I've come to prefer calling it a trade gap, not a trade deficit, for two reasons. First, "deficit" has such a negative connotation for most people, and unnecessarily so when it comes to trade. Second, Buffett and most others think "deficit" is necessarily debt.

Some have stated that foreigners shouldn't get so many dollars from us, that we shouldn't "export our wealth." Again, there's no intrinsic difference in the labor. An American earning $1 can circulate it through the U.S. economy. However, what is to stop a Chinese textile worker, a Brazilian sugar harvester or a Belgian chocolatier from earning that $1, then spending the $1 on American goods or services? Or the foreigner could instead save that $1, which his major bank of country's central bank could invest in U.S. assets. Either way, the dollar can easily work its way back, in time, to the U.S. economy. After all, it does no good for foreigners to simply hold dollars, unless their central bank wishes to augment their reserve holdings. (Even so, China notably turns its U.S. dollar reserves, currently something like $450 billion, into U.S. Treasury securities.) Another example to think about is that most OPEC nations want to sell oil for only dollars. So China, Japan and anyone else can buy petroleum with the dollars they gained from trade surpluses with the U.S., and what will the Saudis, Yemenis et al do? They'll buy U.S. goods and services, they'll invest the money in U.S. securities, or they'll buy something from someone who wants dollars.

It's true that some of the trade gap is returned to the U.S. as interest-bearing investments, like bonds, but not all. As Boudreaux stated here, foreigners have some options for using their dollars. They may purchase stock or real estate, counting on the value to appreciate over time; maybe some of the stock pays dividends, but those aren't debt. The benefit most people don't realize is that after selling to Americans, foreigners can very easily take those acquired dollars and invest them somehow in the American economy; this means Americans don't have to supply that capital ourselves, and we thus have more money for consumption spending. So effectively, we have our cake and eat it too. This isn't indefinitely sustainable, of course, because at some point there won't be any more assets to buy -- or another possibility that I'll examine at the end, that a vast economy like the U.S. will have assets left, but foreigners won't have enough savings to buy them.

Donald Luskin once used the example of a runner. There are appropriate times for a runner to sprint, though he can't do so indefinitely. So it is with debt. John Stuart Mill said, "War is an ugly thing, but not the ugliest of things." I say, "Debt is an undesirable thing, but not the most undesirable of things." No one goes into debt strictly for the sake of being in debt, but because the interest payments are worthwhile. No sane person wants a mortgage of $X as an end in itself, but because that debt is preferable to having to wait to own the house.

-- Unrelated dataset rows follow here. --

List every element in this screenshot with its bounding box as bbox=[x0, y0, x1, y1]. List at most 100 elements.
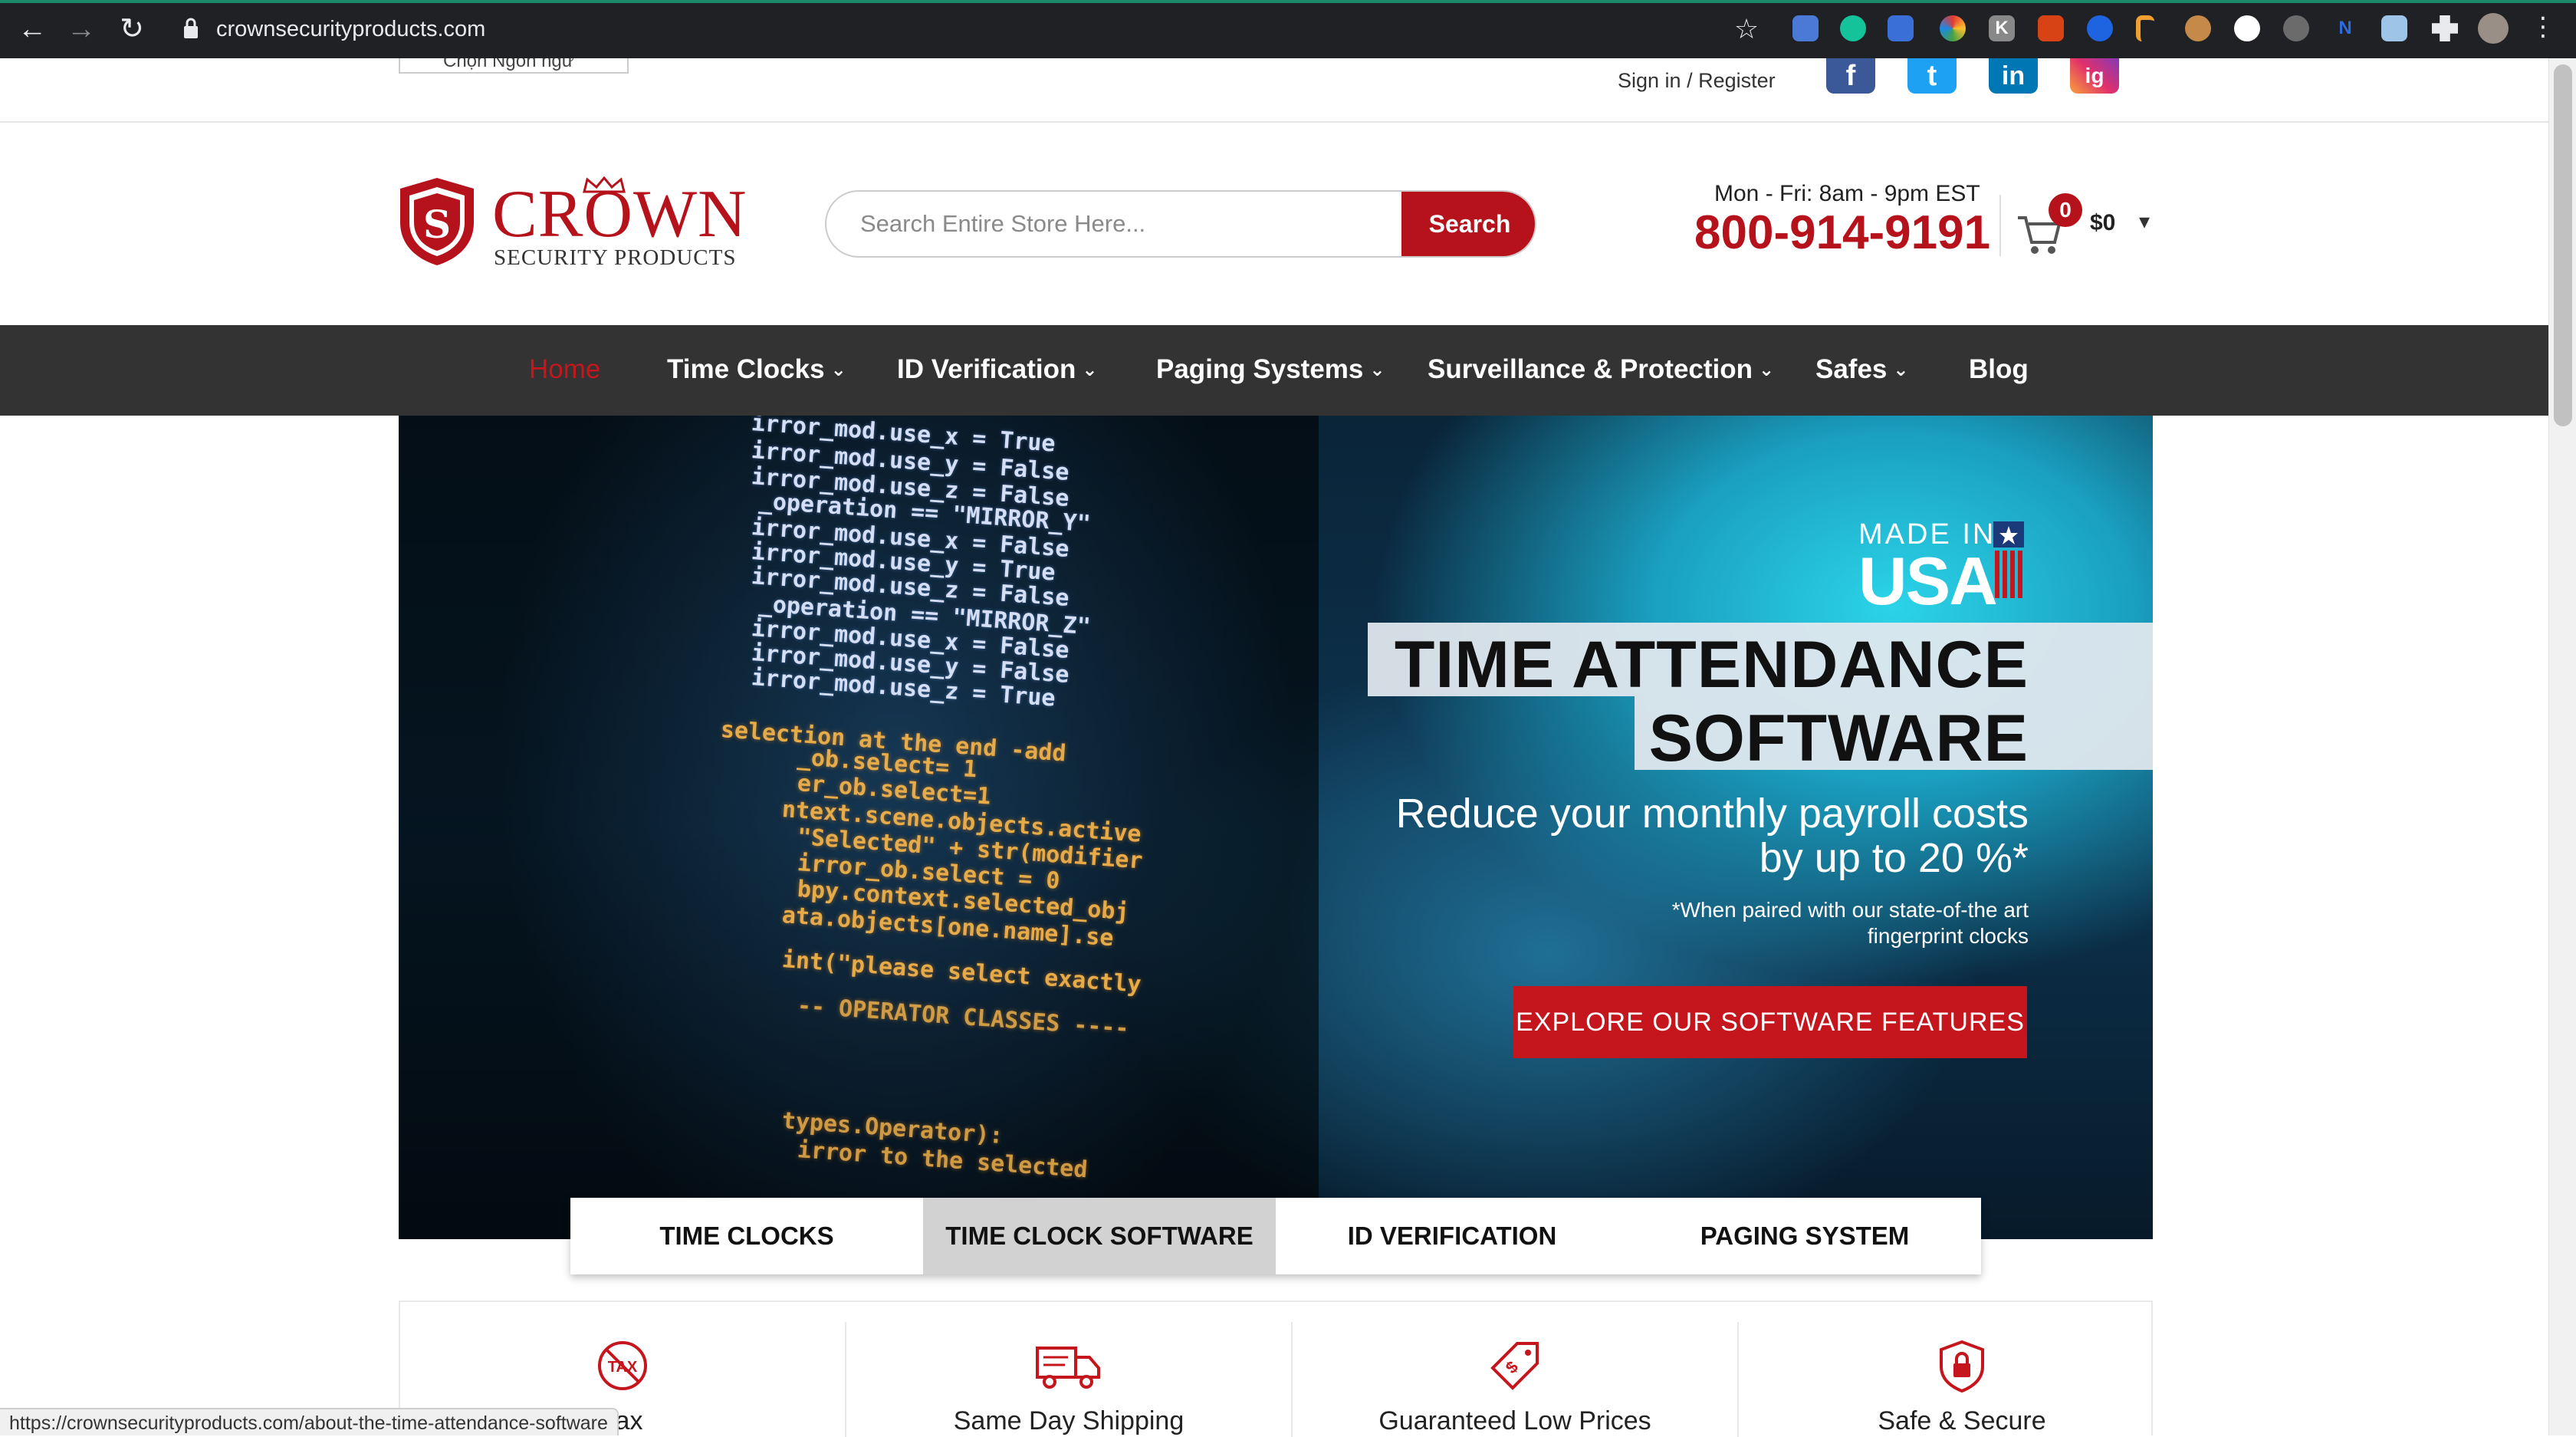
chevron-down-icon: ⌄ bbox=[1369, 360, 1385, 380]
phone-number[interactable]: 800-914-9191 bbox=[1694, 206, 1990, 260]
twitter-icon[interactable]: t bbox=[1907, 58, 1957, 94]
feature-low-prices: $ Guaranteed Low Prices bbox=[1293, 1322, 1739, 1437]
feature-safe-secure: Safe & Secure bbox=[1739, 1322, 2185, 1437]
usa-label: USA bbox=[1858, 543, 1998, 619]
shield-logo-icon: S bbox=[400, 178, 474, 265]
nav-item-label: Paging Systems bbox=[1156, 354, 1364, 384]
address-bar[interactable]: crownsecurityproducts.com bbox=[216, 14, 485, 44]
feature-label: Safe & Secure bbox=[1878, 1406, 2046, 1435]
chevron-down-icon: ⌄ bbox=[830, 360, 846, 380]
business-hours: Mon - Fri: 8am - 9pm EST bbox=[1714, 181, 1980, 206]
account-links: Sign in / Register bbox=[1618, 69, 1776, 93]
cart-total: $0 bbox=[2090, 210, 2116, 235]
profile-avatar[interactable] bbox=[2478, 13, 2509, 44]
hero-headline-line-1: TIME ATTENDANCE bbox=[1394, 628, 2029, 702]
link-status-bar: https://crownsecurityproducts.com/about-… bbox=[0, 1408, 619, 1435]
chevron-down-icon: ⌄ bbox=[1759, 360, 1775, 380]
tab-id-verification[interactable]: ID VERIFICATION bbox=[1276, 1198, 1628, 1274]
cart-count-badge: 0 bbox=[2049, 193, 2082, 227]
cart-dropdown-caret-icon[interactable]: ▾ bbox=[2139, 209, 2150, 234]
search-button[interactable]: Search bbox=[1401, 192, 1535, 256]
gear-extension-icon[interactable] bbox=[2283, 15, 2309, 41]
tab-time-clock-software[interactable]: TIME CLOCK SOFTWARE bbox=[923, 1198, 1276, 1274]
page-scrollbar[interactable] bbox=[2548, 58, 2576, 1435]
stopwatch-extension-icon[interactable] bbox=[2234, 15, 2260, 41]
main-navigation: Home Time Clocks ⌄ ID Verification ⌄ Pagin… bbox=[0, 325, 2548, 416]
lock-icon[interactable] bbox=[182, 17, 199, 40]
tab-time-clocks[interactable]: TIME CLOCKS bbox=[570, 1198, 923, 1274]
feature-label: Guaranteed Low Prices bbox=[1378, 1406, 1651, 1435]
truck-icon bbox=[1036, 1347, 1100, 1389]
bookmark-star-icon[interactable]: ☆ bbox=[1728, 11, 1765, 48]
logo-tagline: SECURITY PRODUCTS bbox=[494, 245, 737, 270]
site-header: S CROWN SECURITY PRODUCTS Search Mon - F… bbox=[0, 123, 2548, 325]
instagram-icon[interactable]: ig bbox=[2070, 58, 2119, 94]
snow-extension-icon[interactable] bbox=[2381, 15, 2407, 41]
site-logo[interactable]: S CROWN SECURITY PRODUCTS bbox=[397, 176, 748, 270]
search-form: Search bbox=[825, 190, 1536, 258]
subhead-line-1: Reduce your monthly payroll costs bbox=[1395, 791, 2029, 837]
nav-item-home[interactable]: Home bbox=[529, 354, 600, 385]
language-select[interactable]: Chọn Ngôn ngữ bbox=[399, 58, 629, 74]
scrollbar-thumb[interactable] bbox=[2554, 64, 2572, 426]
translate-extension-icon[interactable] bbox=[1792, 15, 1819, 41]
svg-text:S: S bbox=[423, 202, 451, 247]
nav-item-paging-systems[interactable]: Paging Systems ⌄ bbox=[1156, 354, 1385, 385]
nav-item-blog[interactable]: Blog bbox=[1969, 354, 2029, 385]
linkedin-icon[interactable]: in bbox=[1989, 58, 2038, 94]
nav-item-label: Surveillance & Protection bbox=[1428, 354, 1753, 384]
price-tag-icon: $ bbox=[1490, 1342, 1539, 1390]
nav-item-label: Home bbox=[529, 354, 601, 384]
no-tax-icon: TAX bbox=[598, 1341, 647, 1390]
category-tabs: TIME CLOCKS TIME CLOCK SOFTWARE ID VERIF… bbox=[570, 1198, 1981, 1274]
feature-label: Same Day Shipping bbox=[953, 1406, 1184, 1435]
subhead-line-2: by up to 20 %* bbox=[1759, 835, 2029, 881]
nav-item-label: Safes bbox=[1815, 354, 1888, 384]
tab-paging-system[interactable]: PAGING SYSTEM bbox=[1628, 1198, 1981, 1274]
mail-extension-icon[interactable] bbox=[1888, 15, 1914, 41]
nav-item-time-clocks[interactable]: Time Clocks ⌄ bbox=[667, 354, 846, 385]
nav-item-surveillance-protection[interactable]: Surveillance & Protection ⌄ bbox=[1428, 354, 1774, 385]
chevron-down-icon: ⌄ bbox=[1893, 360, 1909, 380]
footnote-line-2: fingerprint clocks bbox=[1867, 924, 2029, 948]
hero-headline-line-2: SOFTWARE bbox=[1648, 702, 2029, 775]
usa-flag-icon bbox=[1993, 521, 2024, 598]
explore-software-features-button[interactable]: EXPLORE OUR SOFTWARE FEATURES bbox=[1513, 986, 2027, 1058]
made-in-usa-badge: MADE IN USA bbox=[1858, 518, 1998, 619]
more-menu-icon[interactable]: ⋮ bbox=[2530, 14, 2556, 41]
browser-toolbar: ← → ↻ crownsecurityproducts.com ☆ K N ⋮ bbox=[0, 0, 2576, 58]
sign-in-link[interactable]: Sign in bbox=[1618, 69, 1681, 92]
feature-same-day-shipping: Same Day Shipping bbox=[846, 1322, 1293, 1437]
color-extension-icon[interactable] bbox=[1940, 15, 1966, 41]
n-extension-icon[interactable]: N bbox=[2332, 15, 2358, 41]
header-divider bbox=[1999, 195, 2001, 256]
lock-shield-icon bbox=[1940, 1340, 1984, 1393]
back-icon[interactable]: ← bbox=[14, 11, 51, 48]
facebook-icon[interactable]: f bbox=[1826, 58, 1875, 94]
hero-banner[interactable]: irror_mod.use_x = True irror_mod.use_y = … bbox=[399, 416, 2153, 1239]
hero-footnote: *When paired with our state-of-the art f… bbox=[1569, 897, 2029, 949]
search-input[interactable] bbox=[826, 192, 1401, 256]
forward-icon[interactable]: → bbox=[63, 11, 100, 48]
chevron-down-icon: ⌄ bbox=[1082, 360, 1098, 380]
nav-item-label: Blog bbox=[1969, 354, 2029, 384]
puzzle-extensions-icon[interactable] bbox=[2432, 15, 2458, 41]
account-separator: / bbox=[1681, 69, 1699, 92]
nav-item-label: Time Clocks bbox=[667, 354, 825, 384]
red-extension-icon[interactable] bbox=[2038, 15, 2064, 41]
reload-icon[interactable]: ↻ bbox=[113, 11, 150, 48]
cookie-extension-icon[interactable] bbox=[2185, 15, 2211, 41]
grammarly-extension-icon[interactable] bbox=[1840, 15, 1866, 41]
features-strip: TAX Tax Same Day Shipping $ Guaranteed L… bbox=[399, 1301, 2153, 1437]
nav-item-id-verification[interactable]: ID Verification ⌄ bbox=[897, 354, 1098, 385]
nav-item-label: ID Verification bbox=[897, 354, 1076, 384]
blue-extension-icon[interactable] bbox=[2087, 15, 2113, 41]
tag-extension-icon[interactable] bbox=[2136, 15, 2154, 41]
top-utility-bar: Chọn Ngôn ngữ Sign in / Register f t in … bbox=[0, 58, 2548, 123]
svg-text:$: $ bbox=[1502, 1357, 1522, 1377]
k-extension-icon[interactable]: K bbox=[1989, 15, 2015, 41]
logo-wordmark: CROWN bbox=[492, 177, 748, 252]
nav-item-safes[interactable]: Safes ⌄ bbox=[1815, 354, 1909, 385]
register-link[interactable]: Register bbox=[1698, 69, 1776, 92]
tab-strip-accent bbox=[0, 0, 2576, 3]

The mainstream belief is that at some point, foreigners will decelerate their purchases of U.S. assets once they believe the U.S. can no longer afford the interest payments on the "current account deficit." When that happens, Americans are supposed to reduce consumption spending and start saving more. (Just over three years ago, Andy Xie of Morgan Stanley had a couple of wild predictions about that scenario, neither of which came true.) But a current account deficit is not all debt, as Boudreaux has explained, especially that it's often double-counted. When foreigners receive $X from selling us goods and services, then invest half of that in U.S. Treasury bonds, the actual debt is half of $X, not 1.5 times $X. I also point to the interest that the U.S. federal government pays on its debt, which is part of the current account deficit but certainly not debt.

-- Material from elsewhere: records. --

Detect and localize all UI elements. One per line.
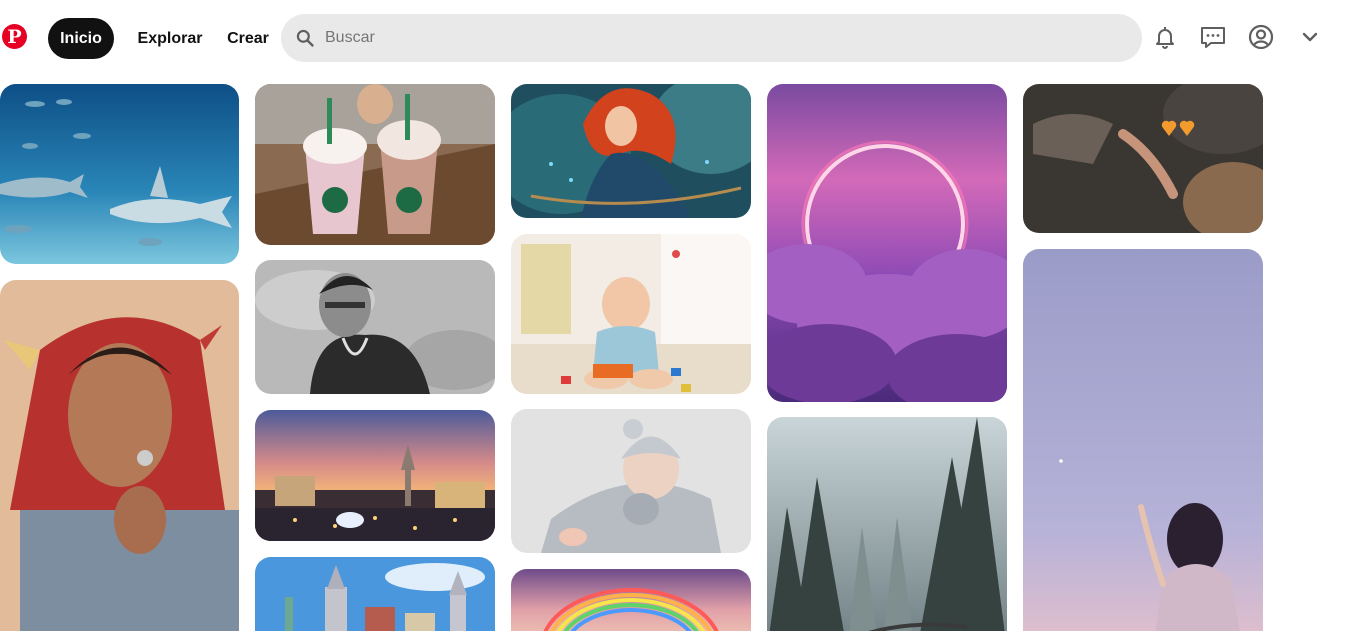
pin-forest[interactable] <box>767 417 1007 631</box>
chevron-down-icon[interactable] <box>1296 23 1324 51</box>
pin-grid <box>0 84 1347 631</box>
pin-image <box>511 569 751 631</box>
pin-rainbow[interactable] <box>511 569 751 631</box>
search-input[interactable] <box>325 14 1125 62</box>
pin-image <box>1023 84 1263 233</box>
bell-icon[interactable] <box>1151 23 1179 51</box>
pin-image <box>255 557 495 631</box>
pin-image <box>767 417 1007 631</box>
pin-image <box>511 409 751 553</box>
nav-home-button[interactable]: Inicio <box>48 18 114 59</box>
top-navigation: P Inicio Explorar Crear <box>0 0 1347 76</box>
pin-starbucks[interactable] <box>255 84 495 245</box>
pin-merida[interactable] <box>511 84 751 218</box>
pin-hood-man[interactable] <box>0 280 239 631</box>
pin-baby-toys[interactable] <box>511 234 751 394</box>
pin-neon-ring[interactable] <box>767 84 1007 402</box>
chat-icon[interactable] <box>1199 23 1227 51</box>
pin-image <box>511 84 751 218</box>
pinterest-logo-icon[interactable]: P <box>2 24 27 49</box>
pin-bw-man[interactable] <box>255 260 495 394</box>
pin-image <box>0 84 239 264</box>
pin-newborn[interactable] <box>511 409 751 553</box>
pin-shark[interactable] <box>0 84 239 264</box>
pin-image <box>0 280 239 631</box>
profile-icon[interactable] <box>1247 23 1275 51</box>
pin-image <box>767 84 1007 402</box>
search-bar[interactable] <box>281 14 1142 62</box>
search-icon <box>296 29 314 47</box>
pin-image <box>511 234 751 394</box>
pin-hearts-car[interactable] <box>1023 84 1263 233</box>
pin-image <box>255 260 495 394</box>
logo-letter: P <box>7 25 22 48</box>
pin-new-york-vegas[interactable] <box>255 557 495 631</box>
nav-create-button[interactable]: Crear <box>218 18 278 59</box>
pin-image <box>1023 249 1263 631</box>
pin-girl-sky[interactable] <box>1023 249 1263 631</box>
pin-image <box>255 410 495 541</box>
pin-las-vegas[interactable] <box>255 410 495 541</box>
pin-image <box>255 84 495 245</box>
nav-explore-button[interactable]: Explorar <box>128 18 212 59</box>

Catherine Mann once noted that the U.S. current account (the trade gap, interest payments and unilateral transfers) is currently sustainable, but not forever so. She predicted, "At current exchange rates and assuming a resumption of sustained growth in the world economy, by 2005 the current account deficit will be about $600 billion — more than 5 percent of GDP." She made this in 2000, which was quite a nice mark to hit. Other economists, though, would just harp the "Unsustainable!" line and say that current account reversal would have to come "this year." If it didn't come to pass, they'd repeat the claim next year, and the year after that. It brings to mind a joke, "Economists have successfully forecasted ten of the last three recessions." Think of those who predicted the Red Sox would win the World Series in 1919, then 1920, and so on.

I personally believe sustainability's end is not when foreigners believe the U.S. can no longer afford the interest payments, but when foreigners can't afford to invest any more here. As long as the rest of the world's major economies are stagnant, I don't believe there will be a shortage of foreign investment in the U.S. economy. After all, most of the EuroZone is flat and Japan is back in recession, so where will foreigners want to invest their savings? Right here in the U.S. of A. Some of the Eastern European economies are starting to do well with liberalized tax reform, but they don't have the sheer quantity of available assets that the U.S. does, and the U.S. is still (overall) a safer nation in which to invest.